Second, unguided bombs can miss their intended target by dozens of meters. The only time we used them was in areas with little possibility of civilians being present, such as to destroy a weapons cache.  

Further, the size of most bombs we dropped in urban areas rarely exceeded 500 pounds — even then, we most often chose warheads with smaller blasts and less fragmentation that were designed to limit collateral damage.  

And in all but the rarest of strike operations, my authorized threshold for risk of civilian casualties was zero, meaning that strikes would not be approved if there was risk of even one civilian being killed. The IDF continually carries out strikes in locations where high risk of civilian death is well understood.   

The justifications Israeli officials have offered for high civilian casualties include Hamas’s use of civilians as involuntary human shields. However, in U.S. strike operations, such excuses are never an option. Regardless of how the enemy is conducting itself — how embedded within the civilian populace they are or how many civilians they are intentionally surrounding themselves with — this never absolves us of the obligation to protect civilians.  

Sadly, many U.S. defense analysts have nearly stepped over one another to legally and morally justify the high rates of civilian casualties in Gaza.  

In an interview on CNN in December, a prominent defense analyst from the U.S. Military Academy irresponsibly insisted that the IDF strike campaign has been “proportional, very discriminate, very precise.” I can state, without reservation, that it simply has not shown any of these qualities.  
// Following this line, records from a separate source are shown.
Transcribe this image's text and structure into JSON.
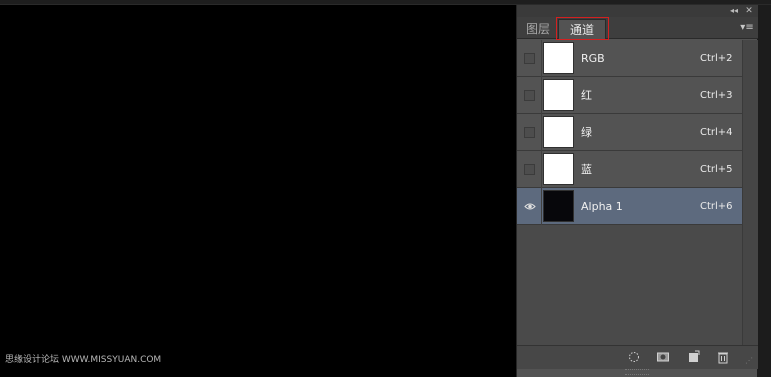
{
  "panel": {
    "tabs": [
      {
        "label": "图层",
        "active": false
      },
      {
        "label": "通道",
        "active": true
      }
    ],
    "collapse_icon": "double-chevron-left-icon",
    "close_icon": "close-icon",
    "menu_icon": "panel-menu-icon",
    "channels": [
      {
        "name": "RGB",
        "shortcut": "Ctrl+2",
        "visible": false,
        "selected": false,
        "thumb": "white"
      },
      {
        "name": "红",
        "shortcut": "Ctrl+3",
        "visible": false,
        "selected": false,
        "thumb": "white"
      },
      {
        "name": "绿",
        "shortcut": "Ctrl+4",
        "visible": false,
        "selected": false,
        "thumb": "white"
      },
      {
        "name": "蓝",
        "shortcut": "Ctrl+5",
        "visible": false,
        "selected": false,
        "thumb": "white"
      },
      {
        "name": "Alpha 1",
        "shortcut": "Ctrl+6",
        "visible": true,
        "selected": true,
        "thumb": "black"
      }
    ],
    "bottom_icons": [
      "load-selection-icon",
      "save-selection-icon",
      "new-channel-icon",
      "delete-channel-icon"
    ]
  },
  "watermark": "思缘设计论坛 WWW.MISSYUAN.COM",
  "colors": {
    "panel_bg": "#535353",
    "selected_row": "#5d6a7e",
    "tab_highlight": "#d42020",
    "canvas": "#000000"
  }
}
Just one example of what has, unfortunately, become many in the course of Israel’s strike campaign in Gaza includes the IDF’s deliberate and continued targeting within densely populated refugee camps, even while knowing that these areas have not been successfully evacuated by civilians. Such strikes demonstrate far from any level of discrimination and precision that I was expected to exercise as a U.S. targeting professional.  

I can recount watching our enemies maneuver in real time, or tracking a terrorist cell for weeks to a specific location, yet not being able to strike because we assessed that civilians were potentially within the strike radius. Although it is frustrating to be constrained from striking an enemy when we see him plainly in our sights — this is the humane way to conduct warfare. It is one of the major qualities that separates us from our enemies and, importantly, it is what the international law of armed conflict was created for.      

Since October, members of the Biden administration — including President Biden, Secretary of State Antony Blinken and Secretary of Defense Lloyd Austin — have repeatedly spoken against Israel’s strike campaign, acknowledging the devastating scale of civilian loss in Gaza. Yet the administration has, thus far, failed to effect any meaningful change on the part of Israel’s strike operations, and continues to send arms and munitions. Israel is the top recipient of U.S. foreign military aid, receiving $3.3 billion annually, including the supply of air-to-ground munitions used in their strike campaign.  

This is a conversation that must be had, as our actions demonstrate that we are complicit in the massive civilian toll in Gaza. And this carries strategic, legal and moral considerations. 

In my career hunting America’s enemies with airstrikes, it was my job to be calculated and precise in targeting our enemies while being compassionate and vigilant in safeguarding the civilian populace. We can stand by Israel’s right to defend its homeland, and the necessity to defeat Hamas, while also doing far more to influence change in its targeting and strike operations in Gaza.  

A call for the humanitarian revision of the military actions of Israel is no more antisemitic than valuing Palestinian civilian lives is pro-Hamas. This overriding rhetoric is the definition of logical fallacy, and only blinds us.  

Wes J. Bryant is a retired master sergeant and former special operations joint terminal attack controller (JTAC) in the elite special warfare branch of the U.S. Air Force. He is coauthor of the book “Hunting the Caliphate: America’s War on ISIS and the Dawn of the Strike Cell.”